Plato, Science-Fiction, and WORLD ON A WIRE
With a restored print making its way around art houses all over the world, Rainer Werner Fassbinder’s long talked-about epic TV two-parter, WORLD ON A WIRE, may be a bit intimidating to most, but for fans of films like INCEPTION, THE MATRIX, or even to an extent AVATAR, this is a film right up that alley. However, those same people may be in for a shock. There is not much, if any, real action here; no fast-paced set pieces, and no spoon feeding of themes, with the late German auteur Fassbinder opting for a far more meditative, sophistic look at what it truly means to be real.
Drawing on a similar premise as a film like THE MATRIX, WORLD ON A WIRE is Fassbinder’s 200+ minute 1973 epic, based on a novel from American scribe Daniel F. Galouye, and finds our lead, Mr. Stiller, on the brink of a huge discovery. Following the death of a colleague, Stiller becomes aware that, simply put, this world is not a “real” world. Having themselves discovered a way to make a TRON-like computerized world, he discovers that that is exactly the same type of world that he finds himself in, with a “real” world a level above.
Yes, the premise itself is quite intimidating for the average viewer, and tossed in with a nearly 3 ½ hour runtime, and you have a film that may not be all that high on many people’s “must see” lists. However, changing that is exactly what this piece hopes to do.
First, the merits of the film itself.
Directed by Fassbinder, WORLD ON A WIRE is choc- full of many of the director’s trademark touches, along with a cavalcade of directorial flourishes. Be it a long, circular tracking shot around a table, or the placement of the camera just an inch too low, making the frame absolutely unforgettable, Fassbinder gives an otherwise really slow moving piece of naturalistic sci-fi a great sense of energy.

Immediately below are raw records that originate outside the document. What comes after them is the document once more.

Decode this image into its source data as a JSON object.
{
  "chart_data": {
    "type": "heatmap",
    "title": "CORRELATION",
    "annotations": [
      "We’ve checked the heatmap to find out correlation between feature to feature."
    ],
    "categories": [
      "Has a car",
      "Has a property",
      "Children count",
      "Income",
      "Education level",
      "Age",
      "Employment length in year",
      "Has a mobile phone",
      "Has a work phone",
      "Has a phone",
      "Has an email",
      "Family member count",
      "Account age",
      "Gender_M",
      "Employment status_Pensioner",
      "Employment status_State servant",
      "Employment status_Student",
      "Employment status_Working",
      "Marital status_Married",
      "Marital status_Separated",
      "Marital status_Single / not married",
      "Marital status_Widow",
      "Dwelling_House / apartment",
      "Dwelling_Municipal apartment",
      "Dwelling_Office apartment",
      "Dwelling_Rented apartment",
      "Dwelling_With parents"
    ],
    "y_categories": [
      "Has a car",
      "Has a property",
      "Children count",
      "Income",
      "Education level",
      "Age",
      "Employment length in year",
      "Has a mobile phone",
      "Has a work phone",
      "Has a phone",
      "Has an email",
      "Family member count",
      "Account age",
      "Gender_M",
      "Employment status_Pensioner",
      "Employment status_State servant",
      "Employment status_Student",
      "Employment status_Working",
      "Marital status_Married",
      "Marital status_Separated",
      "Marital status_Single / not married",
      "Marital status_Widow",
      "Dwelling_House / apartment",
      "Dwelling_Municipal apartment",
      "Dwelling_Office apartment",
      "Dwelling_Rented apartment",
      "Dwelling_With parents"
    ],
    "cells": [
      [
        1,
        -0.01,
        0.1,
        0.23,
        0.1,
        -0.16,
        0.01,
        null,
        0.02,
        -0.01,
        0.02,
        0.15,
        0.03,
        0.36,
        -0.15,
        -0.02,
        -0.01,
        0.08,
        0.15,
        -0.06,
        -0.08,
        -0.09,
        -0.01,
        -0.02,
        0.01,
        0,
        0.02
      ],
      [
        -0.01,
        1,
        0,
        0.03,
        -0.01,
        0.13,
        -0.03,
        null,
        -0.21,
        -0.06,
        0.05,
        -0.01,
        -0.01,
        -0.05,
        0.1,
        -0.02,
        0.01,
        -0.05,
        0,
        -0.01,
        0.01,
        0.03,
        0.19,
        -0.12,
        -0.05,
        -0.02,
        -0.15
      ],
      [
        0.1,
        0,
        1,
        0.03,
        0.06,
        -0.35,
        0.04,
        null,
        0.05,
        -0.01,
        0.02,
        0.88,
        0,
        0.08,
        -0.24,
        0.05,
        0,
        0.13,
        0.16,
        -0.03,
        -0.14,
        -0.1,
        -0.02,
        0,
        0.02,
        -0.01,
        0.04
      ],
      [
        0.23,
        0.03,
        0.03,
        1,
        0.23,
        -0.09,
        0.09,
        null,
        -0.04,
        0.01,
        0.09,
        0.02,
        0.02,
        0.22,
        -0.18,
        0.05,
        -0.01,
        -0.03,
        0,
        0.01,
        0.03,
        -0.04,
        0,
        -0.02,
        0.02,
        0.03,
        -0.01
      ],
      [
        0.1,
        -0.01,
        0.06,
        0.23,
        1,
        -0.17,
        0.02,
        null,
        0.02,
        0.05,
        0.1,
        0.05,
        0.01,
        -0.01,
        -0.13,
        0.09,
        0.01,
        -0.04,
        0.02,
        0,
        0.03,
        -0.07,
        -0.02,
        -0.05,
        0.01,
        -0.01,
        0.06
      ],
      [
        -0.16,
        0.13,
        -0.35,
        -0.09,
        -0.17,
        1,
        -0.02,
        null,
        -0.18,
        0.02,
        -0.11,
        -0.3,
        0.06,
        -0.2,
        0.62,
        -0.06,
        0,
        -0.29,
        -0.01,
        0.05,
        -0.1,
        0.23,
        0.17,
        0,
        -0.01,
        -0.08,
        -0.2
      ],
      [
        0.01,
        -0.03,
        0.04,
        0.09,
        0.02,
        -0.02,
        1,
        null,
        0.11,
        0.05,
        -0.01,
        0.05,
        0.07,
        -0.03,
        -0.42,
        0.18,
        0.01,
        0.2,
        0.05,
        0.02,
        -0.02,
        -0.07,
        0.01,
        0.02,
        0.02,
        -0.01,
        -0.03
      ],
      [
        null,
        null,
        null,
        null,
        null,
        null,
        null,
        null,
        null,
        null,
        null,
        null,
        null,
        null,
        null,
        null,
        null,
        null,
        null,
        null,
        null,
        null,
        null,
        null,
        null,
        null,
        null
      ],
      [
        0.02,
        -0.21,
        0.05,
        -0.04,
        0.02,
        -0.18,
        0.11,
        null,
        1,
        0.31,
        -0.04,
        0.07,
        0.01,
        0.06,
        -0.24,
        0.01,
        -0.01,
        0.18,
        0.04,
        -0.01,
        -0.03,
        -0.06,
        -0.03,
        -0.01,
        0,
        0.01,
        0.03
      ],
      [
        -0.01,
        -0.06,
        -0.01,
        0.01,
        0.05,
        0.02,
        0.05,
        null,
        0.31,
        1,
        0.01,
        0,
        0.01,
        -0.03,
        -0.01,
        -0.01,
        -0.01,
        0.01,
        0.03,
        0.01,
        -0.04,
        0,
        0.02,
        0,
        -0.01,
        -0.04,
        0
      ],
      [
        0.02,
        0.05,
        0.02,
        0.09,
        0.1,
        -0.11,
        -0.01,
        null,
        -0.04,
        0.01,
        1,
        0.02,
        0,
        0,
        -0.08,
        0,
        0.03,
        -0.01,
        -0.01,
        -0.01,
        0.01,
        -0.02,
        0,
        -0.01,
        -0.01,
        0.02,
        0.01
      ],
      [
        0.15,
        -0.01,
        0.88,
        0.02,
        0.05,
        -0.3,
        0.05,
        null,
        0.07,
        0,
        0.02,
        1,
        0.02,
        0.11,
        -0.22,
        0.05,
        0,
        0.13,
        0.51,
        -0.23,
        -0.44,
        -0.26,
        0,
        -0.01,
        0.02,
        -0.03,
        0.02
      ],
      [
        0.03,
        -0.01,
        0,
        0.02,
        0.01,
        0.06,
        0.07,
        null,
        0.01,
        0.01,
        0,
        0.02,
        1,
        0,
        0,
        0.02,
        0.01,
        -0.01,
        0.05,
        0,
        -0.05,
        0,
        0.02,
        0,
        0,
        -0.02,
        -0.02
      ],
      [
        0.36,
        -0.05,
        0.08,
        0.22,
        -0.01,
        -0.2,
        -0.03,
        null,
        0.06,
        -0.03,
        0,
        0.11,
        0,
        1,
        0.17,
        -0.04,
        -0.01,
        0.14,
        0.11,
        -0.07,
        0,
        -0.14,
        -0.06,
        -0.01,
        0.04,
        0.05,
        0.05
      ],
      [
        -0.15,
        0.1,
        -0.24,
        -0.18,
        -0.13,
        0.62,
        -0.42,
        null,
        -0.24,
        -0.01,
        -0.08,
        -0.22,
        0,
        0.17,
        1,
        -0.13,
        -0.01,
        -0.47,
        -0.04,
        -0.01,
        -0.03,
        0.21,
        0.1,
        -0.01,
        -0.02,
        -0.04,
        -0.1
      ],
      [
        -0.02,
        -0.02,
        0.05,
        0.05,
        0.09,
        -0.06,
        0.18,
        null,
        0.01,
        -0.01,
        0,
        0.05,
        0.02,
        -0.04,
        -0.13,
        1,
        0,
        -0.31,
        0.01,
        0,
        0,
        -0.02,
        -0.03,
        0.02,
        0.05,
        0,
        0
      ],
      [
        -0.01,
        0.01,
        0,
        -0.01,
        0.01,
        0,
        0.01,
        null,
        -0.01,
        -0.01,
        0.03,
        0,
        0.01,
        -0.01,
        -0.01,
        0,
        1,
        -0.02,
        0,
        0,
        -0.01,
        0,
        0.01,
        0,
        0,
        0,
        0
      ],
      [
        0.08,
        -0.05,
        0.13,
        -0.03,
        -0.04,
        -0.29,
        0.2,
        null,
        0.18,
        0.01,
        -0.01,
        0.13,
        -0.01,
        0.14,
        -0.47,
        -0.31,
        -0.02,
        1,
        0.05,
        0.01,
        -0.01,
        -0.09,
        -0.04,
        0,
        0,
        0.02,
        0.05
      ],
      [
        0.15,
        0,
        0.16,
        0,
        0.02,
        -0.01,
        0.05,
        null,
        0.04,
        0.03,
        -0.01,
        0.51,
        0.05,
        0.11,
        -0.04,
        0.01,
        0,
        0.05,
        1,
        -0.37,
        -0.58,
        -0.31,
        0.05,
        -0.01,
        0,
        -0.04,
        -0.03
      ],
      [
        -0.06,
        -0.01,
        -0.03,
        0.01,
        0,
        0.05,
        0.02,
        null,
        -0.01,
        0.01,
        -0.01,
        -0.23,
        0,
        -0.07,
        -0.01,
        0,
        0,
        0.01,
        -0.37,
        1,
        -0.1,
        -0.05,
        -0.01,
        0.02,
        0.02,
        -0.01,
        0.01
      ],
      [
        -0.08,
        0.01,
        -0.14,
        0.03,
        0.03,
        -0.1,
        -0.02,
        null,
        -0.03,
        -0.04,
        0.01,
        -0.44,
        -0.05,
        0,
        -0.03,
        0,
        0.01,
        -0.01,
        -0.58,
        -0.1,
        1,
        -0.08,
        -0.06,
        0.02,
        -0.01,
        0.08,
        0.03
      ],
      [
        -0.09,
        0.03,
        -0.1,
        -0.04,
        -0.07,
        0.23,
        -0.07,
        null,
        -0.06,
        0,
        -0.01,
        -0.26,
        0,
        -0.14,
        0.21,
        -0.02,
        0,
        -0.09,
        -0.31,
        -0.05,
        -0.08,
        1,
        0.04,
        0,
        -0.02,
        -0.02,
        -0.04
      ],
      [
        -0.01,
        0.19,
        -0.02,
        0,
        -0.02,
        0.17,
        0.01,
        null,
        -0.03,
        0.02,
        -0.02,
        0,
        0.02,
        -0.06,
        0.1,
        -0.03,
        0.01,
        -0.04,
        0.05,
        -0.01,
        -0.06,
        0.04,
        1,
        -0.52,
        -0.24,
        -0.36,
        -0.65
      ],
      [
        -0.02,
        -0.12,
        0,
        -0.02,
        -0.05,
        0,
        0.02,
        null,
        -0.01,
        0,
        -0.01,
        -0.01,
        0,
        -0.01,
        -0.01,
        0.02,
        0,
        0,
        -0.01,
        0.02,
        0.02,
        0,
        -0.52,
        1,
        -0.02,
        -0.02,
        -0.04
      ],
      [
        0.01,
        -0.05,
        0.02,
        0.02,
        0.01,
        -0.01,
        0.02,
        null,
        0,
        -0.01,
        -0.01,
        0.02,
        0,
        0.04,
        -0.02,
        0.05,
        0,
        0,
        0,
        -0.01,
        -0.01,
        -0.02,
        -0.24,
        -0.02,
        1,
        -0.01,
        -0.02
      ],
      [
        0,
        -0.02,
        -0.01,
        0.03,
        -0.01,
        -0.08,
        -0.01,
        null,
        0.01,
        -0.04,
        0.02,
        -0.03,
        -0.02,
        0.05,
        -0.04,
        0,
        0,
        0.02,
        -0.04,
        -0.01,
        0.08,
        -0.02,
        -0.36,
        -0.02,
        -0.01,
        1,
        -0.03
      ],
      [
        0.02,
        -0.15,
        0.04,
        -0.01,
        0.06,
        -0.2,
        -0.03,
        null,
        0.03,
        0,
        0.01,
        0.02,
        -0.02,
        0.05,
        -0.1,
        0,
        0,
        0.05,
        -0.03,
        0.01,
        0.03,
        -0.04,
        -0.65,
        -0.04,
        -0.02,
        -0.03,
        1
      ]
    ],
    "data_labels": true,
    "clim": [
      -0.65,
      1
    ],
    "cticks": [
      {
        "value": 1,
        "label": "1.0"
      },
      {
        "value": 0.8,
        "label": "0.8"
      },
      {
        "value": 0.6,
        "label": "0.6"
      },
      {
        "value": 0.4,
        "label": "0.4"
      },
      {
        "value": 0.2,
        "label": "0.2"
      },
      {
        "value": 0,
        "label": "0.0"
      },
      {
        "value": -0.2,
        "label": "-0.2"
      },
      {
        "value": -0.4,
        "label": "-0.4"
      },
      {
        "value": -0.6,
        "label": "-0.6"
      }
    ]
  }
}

Fassbinder re-teams with long time director of photography Michael Ballhaus for this film, and is one of the director’s more beautiful pieces. The sets really pop with Ballhaus’ neon palette, and the camera moves with such a lyrical ease that it’s really a breathtaking piece of filmmaking from a long-collaborating duo.
The performances here are also really top-notch. The film stars Klaus Lowitsch as Stiller, and while his turn may come off as a bit melodramatic, it genuinely adds quite a bit to the feature. The performance is inherently a bit over-the-top. Be it the silly expressions he makes occasionally, or the percussive nature with which he speaks, the performance is bombastic, but in a way that adds to the film instead of takes away from it. Barbara Valentin is great here as Gloria Fromm, with Ulli Lommel really stealing the show as a journalist who Fred Stiller meets later on during the film. Similarly to Fassbinder’s brilliant but intimidating BERLIN ALEXANDERPLATZ, WORLD ON A WIRE is lengthy in runtime, but it’s not only a massively engaging in its visual style and performances, but it’s also a dense piece of philosophy blending science fiction with a subject that has sparked the human imagination since Plato.
Best described as a science-fiction take on Plato’s Theory Of Forms, the film derives directly from the philosopher.
Within the Theory Of Forms, Plato states one singular idea, which itself is at the core of WORLD ON A WIRE: this is not the real world. To Plato (or at least according to his dialogues with Socrates), the world that we ourselves live in, is simply an image or a carbon copy of sorts, of the true “real” world. Within this dialogue with Socrates, it is revealed that to him, everything that we see is nothing more than an abstract take on an unseen “type” of entity. Take the car that you, your neighbor, or anyone around you owns. That car is indeed “a car,” but according to this theory, it’s not “the” car. The actual car is an unseen and unchanging being that allows for the thing that you and I see to exist. Another example of this would be the idea of multiple universes. In the opening of SLACKER, Richard Linklater’s characters spouts off a dream he recently had in which he began thinking that each of the decisions you and I make ultimately lead to various other realities. These realities, born out of one unchanging reality, can be considered a “type” of being, at the biggest of possible scales.
To understand this is to deeply understand the world of WORLD ON A WIRE. The narrative is, at its core, as much of a piece of Socratic or Plato theory as THE MATRIX is, and is one of the richest pieces of science fiction that cinema has to offer. Best described as not only an adaptation of a novel but also of Plato’s Allegory of the Cave, WORLD ON A WIRE is a thought-provoking masterpiece from one of cinema’s most prolific filmmakers (Fassbinder helmed 40+ features before dying at the age of 37), and a stunning piece of both cinema and human philosophy.